Gary resident Lola Jackson said she has seen whole city blocks lined with abandoned or crumbling homes. She's confident the mayor-elect will turn things around, with the help of the community.
"If we can get people to come together and be of one accord, we can do a lot for our city," Jackson said. "Together we stand."
A 40-year Gary resident, Jackson said it's going to take time and cooperation with Freeman-Wilson to revitalize the city.
"If we work with her, we can accomplish a lot of things," Jackson said.
Jean Ishmon, executive director of the Northwest Indiana Reinvestment Alliance and a managing partner with Ishmon & Associates Consultants, said people are excited about change coming to Gary and the possibility for more jobs and economic development.
Small business owners are looking forward to entrepreneurial training opportunities in the city, Ishmon said.

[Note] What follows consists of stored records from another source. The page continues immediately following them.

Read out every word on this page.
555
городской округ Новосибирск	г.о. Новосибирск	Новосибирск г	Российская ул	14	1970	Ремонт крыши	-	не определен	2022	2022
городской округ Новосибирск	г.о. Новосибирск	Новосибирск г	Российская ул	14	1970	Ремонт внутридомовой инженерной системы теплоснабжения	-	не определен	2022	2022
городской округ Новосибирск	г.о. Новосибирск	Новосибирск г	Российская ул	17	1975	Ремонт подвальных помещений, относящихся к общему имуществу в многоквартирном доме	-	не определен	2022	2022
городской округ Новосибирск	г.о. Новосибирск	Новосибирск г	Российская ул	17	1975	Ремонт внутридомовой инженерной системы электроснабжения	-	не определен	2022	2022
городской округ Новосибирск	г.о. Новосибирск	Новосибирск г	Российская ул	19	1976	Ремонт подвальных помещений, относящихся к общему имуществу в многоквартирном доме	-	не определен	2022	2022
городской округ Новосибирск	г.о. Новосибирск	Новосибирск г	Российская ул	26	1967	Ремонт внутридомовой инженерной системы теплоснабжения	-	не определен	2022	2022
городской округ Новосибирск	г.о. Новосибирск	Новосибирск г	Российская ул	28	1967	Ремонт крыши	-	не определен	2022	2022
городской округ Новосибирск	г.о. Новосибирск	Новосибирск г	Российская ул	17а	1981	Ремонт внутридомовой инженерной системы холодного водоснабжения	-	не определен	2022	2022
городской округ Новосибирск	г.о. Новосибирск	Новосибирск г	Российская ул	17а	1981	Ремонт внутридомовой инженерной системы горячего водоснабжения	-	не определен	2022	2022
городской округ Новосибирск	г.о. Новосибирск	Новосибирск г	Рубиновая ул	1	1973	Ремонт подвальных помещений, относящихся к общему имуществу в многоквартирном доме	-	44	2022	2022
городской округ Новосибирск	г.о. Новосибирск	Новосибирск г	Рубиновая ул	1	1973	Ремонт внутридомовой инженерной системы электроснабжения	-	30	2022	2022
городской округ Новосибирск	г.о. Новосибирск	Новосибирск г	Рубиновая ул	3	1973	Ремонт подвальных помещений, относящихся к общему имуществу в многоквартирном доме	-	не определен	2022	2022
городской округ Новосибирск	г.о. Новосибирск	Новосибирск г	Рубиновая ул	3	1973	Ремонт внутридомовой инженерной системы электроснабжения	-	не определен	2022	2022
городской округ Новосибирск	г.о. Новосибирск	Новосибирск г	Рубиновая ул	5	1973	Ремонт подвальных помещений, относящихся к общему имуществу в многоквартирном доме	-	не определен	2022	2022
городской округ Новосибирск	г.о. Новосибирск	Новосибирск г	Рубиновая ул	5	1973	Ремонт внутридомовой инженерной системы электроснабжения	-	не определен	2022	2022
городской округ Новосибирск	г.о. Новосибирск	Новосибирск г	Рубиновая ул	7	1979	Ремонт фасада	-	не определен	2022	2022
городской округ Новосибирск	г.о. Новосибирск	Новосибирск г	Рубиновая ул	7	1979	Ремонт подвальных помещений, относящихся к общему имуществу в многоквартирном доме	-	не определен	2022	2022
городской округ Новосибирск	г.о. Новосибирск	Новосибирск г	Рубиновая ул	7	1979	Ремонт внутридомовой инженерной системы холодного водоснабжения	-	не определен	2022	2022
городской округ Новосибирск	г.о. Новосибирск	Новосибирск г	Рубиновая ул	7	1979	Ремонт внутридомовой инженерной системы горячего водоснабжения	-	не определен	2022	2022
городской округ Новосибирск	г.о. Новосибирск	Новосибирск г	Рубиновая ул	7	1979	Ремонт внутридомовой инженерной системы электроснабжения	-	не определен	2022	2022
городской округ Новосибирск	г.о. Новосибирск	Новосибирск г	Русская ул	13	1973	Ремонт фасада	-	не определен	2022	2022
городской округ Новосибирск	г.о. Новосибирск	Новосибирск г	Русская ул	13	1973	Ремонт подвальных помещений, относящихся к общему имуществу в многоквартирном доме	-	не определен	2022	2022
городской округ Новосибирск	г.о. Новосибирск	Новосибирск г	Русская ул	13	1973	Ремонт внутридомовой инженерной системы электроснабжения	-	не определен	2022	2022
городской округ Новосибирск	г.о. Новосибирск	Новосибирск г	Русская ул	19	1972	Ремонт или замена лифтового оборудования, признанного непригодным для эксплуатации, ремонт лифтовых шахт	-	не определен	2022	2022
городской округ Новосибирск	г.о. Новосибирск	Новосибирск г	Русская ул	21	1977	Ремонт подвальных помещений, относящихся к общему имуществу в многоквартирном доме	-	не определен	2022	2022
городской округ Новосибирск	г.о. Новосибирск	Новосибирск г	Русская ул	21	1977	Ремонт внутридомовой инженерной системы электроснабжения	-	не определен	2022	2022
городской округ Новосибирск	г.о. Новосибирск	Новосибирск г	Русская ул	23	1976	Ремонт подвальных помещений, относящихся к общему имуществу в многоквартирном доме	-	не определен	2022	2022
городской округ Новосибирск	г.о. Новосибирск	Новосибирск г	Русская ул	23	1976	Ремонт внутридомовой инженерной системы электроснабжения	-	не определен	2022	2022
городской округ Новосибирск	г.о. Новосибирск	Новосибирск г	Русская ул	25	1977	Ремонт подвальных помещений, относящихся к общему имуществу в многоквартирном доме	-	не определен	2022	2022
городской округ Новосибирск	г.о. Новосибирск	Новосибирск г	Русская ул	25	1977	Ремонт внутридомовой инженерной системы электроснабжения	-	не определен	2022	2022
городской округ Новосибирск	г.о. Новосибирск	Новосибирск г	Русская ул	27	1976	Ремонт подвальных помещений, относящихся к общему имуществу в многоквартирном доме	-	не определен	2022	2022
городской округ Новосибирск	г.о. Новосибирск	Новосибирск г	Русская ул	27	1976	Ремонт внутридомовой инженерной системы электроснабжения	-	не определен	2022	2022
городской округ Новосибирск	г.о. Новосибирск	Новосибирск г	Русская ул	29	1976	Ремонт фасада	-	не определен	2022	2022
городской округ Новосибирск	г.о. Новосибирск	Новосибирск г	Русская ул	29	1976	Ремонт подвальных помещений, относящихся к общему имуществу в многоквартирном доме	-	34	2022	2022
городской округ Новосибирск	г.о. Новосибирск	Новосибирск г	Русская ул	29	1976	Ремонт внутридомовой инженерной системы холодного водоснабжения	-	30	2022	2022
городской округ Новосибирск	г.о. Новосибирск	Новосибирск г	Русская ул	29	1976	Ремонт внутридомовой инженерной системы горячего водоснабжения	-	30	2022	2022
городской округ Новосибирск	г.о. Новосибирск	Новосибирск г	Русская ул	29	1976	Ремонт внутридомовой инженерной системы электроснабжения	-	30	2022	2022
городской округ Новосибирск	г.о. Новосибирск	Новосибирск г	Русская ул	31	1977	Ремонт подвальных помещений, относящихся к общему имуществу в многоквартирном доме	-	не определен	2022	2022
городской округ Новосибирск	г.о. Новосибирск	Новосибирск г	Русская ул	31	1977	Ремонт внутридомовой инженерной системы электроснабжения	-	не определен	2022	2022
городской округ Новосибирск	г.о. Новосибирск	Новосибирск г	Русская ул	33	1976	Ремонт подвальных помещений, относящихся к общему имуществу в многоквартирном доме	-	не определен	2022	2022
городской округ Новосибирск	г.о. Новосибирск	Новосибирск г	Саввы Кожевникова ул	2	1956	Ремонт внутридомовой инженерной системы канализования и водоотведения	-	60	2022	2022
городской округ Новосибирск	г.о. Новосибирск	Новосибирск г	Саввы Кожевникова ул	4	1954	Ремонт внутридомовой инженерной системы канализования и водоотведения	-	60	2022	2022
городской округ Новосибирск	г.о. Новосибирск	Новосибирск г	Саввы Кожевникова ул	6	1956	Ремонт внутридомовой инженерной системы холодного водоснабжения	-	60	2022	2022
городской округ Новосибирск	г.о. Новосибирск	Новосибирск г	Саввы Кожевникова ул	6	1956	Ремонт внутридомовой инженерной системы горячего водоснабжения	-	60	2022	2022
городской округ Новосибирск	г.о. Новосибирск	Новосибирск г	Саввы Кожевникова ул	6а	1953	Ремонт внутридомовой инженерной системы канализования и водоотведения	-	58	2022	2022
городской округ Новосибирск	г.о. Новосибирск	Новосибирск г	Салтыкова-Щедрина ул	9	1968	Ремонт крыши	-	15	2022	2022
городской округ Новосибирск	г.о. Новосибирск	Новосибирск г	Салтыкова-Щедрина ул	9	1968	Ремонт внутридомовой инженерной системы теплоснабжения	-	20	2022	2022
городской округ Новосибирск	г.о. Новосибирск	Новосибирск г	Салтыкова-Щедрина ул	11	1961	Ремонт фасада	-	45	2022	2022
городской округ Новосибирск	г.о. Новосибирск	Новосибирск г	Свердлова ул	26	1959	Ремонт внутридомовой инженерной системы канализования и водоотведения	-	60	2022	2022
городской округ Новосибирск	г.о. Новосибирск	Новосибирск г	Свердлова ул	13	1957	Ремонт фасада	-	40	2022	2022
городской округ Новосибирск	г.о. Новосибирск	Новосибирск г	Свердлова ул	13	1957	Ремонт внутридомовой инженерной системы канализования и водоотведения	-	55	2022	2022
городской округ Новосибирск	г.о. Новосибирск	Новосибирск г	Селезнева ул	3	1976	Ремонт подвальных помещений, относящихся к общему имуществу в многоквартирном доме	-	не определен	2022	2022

The city has a lot of resources to offer, she said.
Ishmon, who was born and raised in Hammond, and Diana Sandlin, a lifelong Gary resident and the co-owner of Rural & Urban Consulting, eagerly took notes at Tuesday's event.
"We're all excited, because it's time for a change," Sandlin said. "It's time for the next generation to come in with our ideas."
She said Freeman-Wilson is her cousin and is dedicated to Gary.
"She did not have to come back, but she did," Sandlin said.